Tidaklah terbantahkan untuk dikatakan, karisma Sex Pistols memang lebih menonjol dibanding kontribusi bermusiknya. Meskipun begitu, generasi awal punk juga melahirkan banyak sosok yang penting dari sisi musikalitas. Kita bisa menyebut the Clash, Patti Smith, Ian Dury & the Blockheads, Talking Heads, Pere Ubu, Wire, the Stranglers, Suicide, atau the Television.
Apabila banyak orang mengidentikkan punk dengan banyak hal yang menakutkan (tampilan sangar, fashion yang dianggap tampak aneh atau tidak umum, atau corak tertentu musik rock yang amat bising), semuanya itu di awal kemunculannya memang ditunjukkan dan terekspresikan hingga taraf ekstrem.

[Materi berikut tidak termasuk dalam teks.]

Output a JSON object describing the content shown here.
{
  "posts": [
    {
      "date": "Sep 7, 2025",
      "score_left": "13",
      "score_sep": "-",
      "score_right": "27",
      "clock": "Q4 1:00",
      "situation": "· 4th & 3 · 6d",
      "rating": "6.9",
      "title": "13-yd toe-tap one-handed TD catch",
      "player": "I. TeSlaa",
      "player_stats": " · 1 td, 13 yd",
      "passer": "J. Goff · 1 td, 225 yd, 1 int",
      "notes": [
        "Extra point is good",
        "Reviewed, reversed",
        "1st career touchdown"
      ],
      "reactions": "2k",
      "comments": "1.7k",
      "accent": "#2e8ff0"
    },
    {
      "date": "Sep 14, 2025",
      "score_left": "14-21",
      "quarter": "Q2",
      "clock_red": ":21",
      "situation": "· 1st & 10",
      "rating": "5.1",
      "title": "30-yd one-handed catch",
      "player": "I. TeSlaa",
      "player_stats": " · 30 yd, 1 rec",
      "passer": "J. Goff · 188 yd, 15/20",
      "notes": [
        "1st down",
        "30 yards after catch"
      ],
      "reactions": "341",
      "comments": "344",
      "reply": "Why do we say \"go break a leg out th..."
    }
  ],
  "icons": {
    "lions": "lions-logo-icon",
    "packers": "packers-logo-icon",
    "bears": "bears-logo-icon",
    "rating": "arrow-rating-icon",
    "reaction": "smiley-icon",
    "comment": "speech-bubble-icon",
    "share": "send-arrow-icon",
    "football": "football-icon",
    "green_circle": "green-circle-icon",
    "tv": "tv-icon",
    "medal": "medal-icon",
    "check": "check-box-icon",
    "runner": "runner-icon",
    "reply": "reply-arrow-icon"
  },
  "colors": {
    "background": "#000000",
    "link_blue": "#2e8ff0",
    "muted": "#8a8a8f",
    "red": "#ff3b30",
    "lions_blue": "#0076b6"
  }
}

Dikatakan oleh Dieter Mack (dalam Apresiasi Musik, Sesuai dengan Kurikulum 1994 (1995)), filosofi punk itu, “semakin kasar dan keras, semakin bagus”. Sama halnya dengan musik mereka yang sangat monoton, keras, bahkan bersifat “anti keterampilan alat musik”.
Glenn Matlock, anggota awal Sex Pistols, mengatakan begini untuk mengilustrasikan pernyataan soal taraf ekstrem itu: “You’ve created somebody who has nothing. And out of nothing, I'm going to build a whole new suit of clothes. Out of nothing, I'm going to look great. Out of nothing, I'm going to terrify your children!”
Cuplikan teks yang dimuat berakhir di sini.